PDA

View Full Version : How many jumps per round?



MarkVIIIMarc
2020-04-09, 08:36 PM
This one has never really been questioned, but is there a limit to how many long or high jumps per round a character can make? Is it pretty much limited to their movement ability? Do you all allow players to dash and jump more? How about Action Surge jumping?

Zhorn
2020-04-09, 09:19 PM
Is it pretty much limited to their movement ability?

Yeah, jumping isn't an action, just a form of movement. So long as they have remaining movement in a turn, that can be dedicated to as many jumps as they can fit in.

The fun part is working our how your DM rules the progress of a jump that is intended to travel further than your remaining movement.

I treat it as locking in the direction and remaining length of a jump to continue onto the next turn's movement, so that a play that does a longjump towards the end of their movement isn't suddenly gimped into only being able to jump 5 feet and immediately falling to the ground, but prevents them from exploiting some allowance for extra free distance in a turn (ie: turns are a snapshot in time, moving players are not considered 'stopped' between turns).
I've had other DMs insist on treating movement as discrete measurements, where you become stationary at the end of each turn (ie: if you're in the air without a fly speed or hover you'll immediately fall).

This is very much in the reals of 'ask your DM' as by RAW i don't think there's a defined answer.

Another part building on from that is the effect of jump distance multipliers and the limit of movement speed. either treating a multiplier in the opposite way to difficult terrain (eg: while under the effects of the Jump spell, you consume 1 foot of movement for every 3 feet travelled when jumping), or having a resultant characterwith an insane jump distance end up airbourne for multiple rounds completing one jump far greater than their movement speed, OR end up with a multiplier being completely useless if your DM rules you are at a stop between turns.

Misterwhisper
2020-04-09, 09:30 PM
Jumping is just part of your movement it doesn’t really matter how many times you jump, the issues are:

Say it is many rather short jumps, like the distance is not an issue but the skill of them is rather high.
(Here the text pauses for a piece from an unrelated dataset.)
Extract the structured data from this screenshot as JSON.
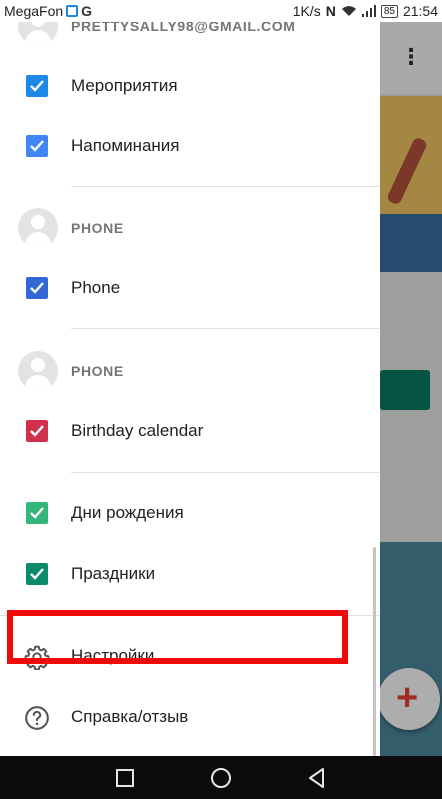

Think running across the top of plum blossom poles, or the beginning of ninja warrior.

How many checks would it be?
One per little jump?
One per jump covers, whatever distance it does but number doesn’t matter?
One jump check for the round?
Just normal athletics because distance isn’t the issue?
Acrobatics in instead of athletics?

JackPhoenix
2020-04-09, 09:34 PM
Jumping is just part of your movement it doesn’t really matter how many times you jump, the issues are:

Say it is many rather short jumps, like the distance is not an issue but the skill of them is rather high.

Think running across the top of plum blossom poles, or the beginning of ninja warrior.

How many checks would it be?
One per little jump?
One per jump covers, whatever distance it does but number doesn’t matter?
One jump check for the round?
Just normal athletics because distance isn’t the issue?
Acrobatics in instead of athletics?

Acrobatics, because it's the matter of balance, not the distance jumped. You don't need to make Athletics checks to jump (assuming you're jumping less than your Str score or Str/2) in the first place.

And it would be one check, because anything more is annoying, and stacks the odds against the player. If I wanted them to fail, I would say they fail, and not force them to make 10 pointless checks, waiting until they finally fail one.

Zalabim
2020-04-10, 05:51 AM
Jumping is part of your movement. You can't jump farther than you move. If your jump lands you in difficult terrain, you make an acrobatics check (DC 10) to keep your footing, otherwise you fall prone at the end of the jump. For something with many little hops like the pole run the suggestion is to make one check at higher DC, rather than one DC 10 check for every 'step.'

Also, consider what the check is for, mechanically. There could be a pass where movement is at full speed, a fail that makes it take twice as much movement, and a worse fail where the character has to hang on to a pole or fall to the ground.

Segev
2020-04-10, 08:15 AM
Off the top of my head, and acknowledging that the lack of game-provided DC guidance means I could be way off here, I’d probably have a fantasy-standard pillar-filled pit be DC 10 Acrobatics or you fall off if you move half speed, and DC 20 of you move full speed, with auto-failure if you can’t make the five-foot jumps.

Add 5 to the DCs for really narrow poles, like bamboo.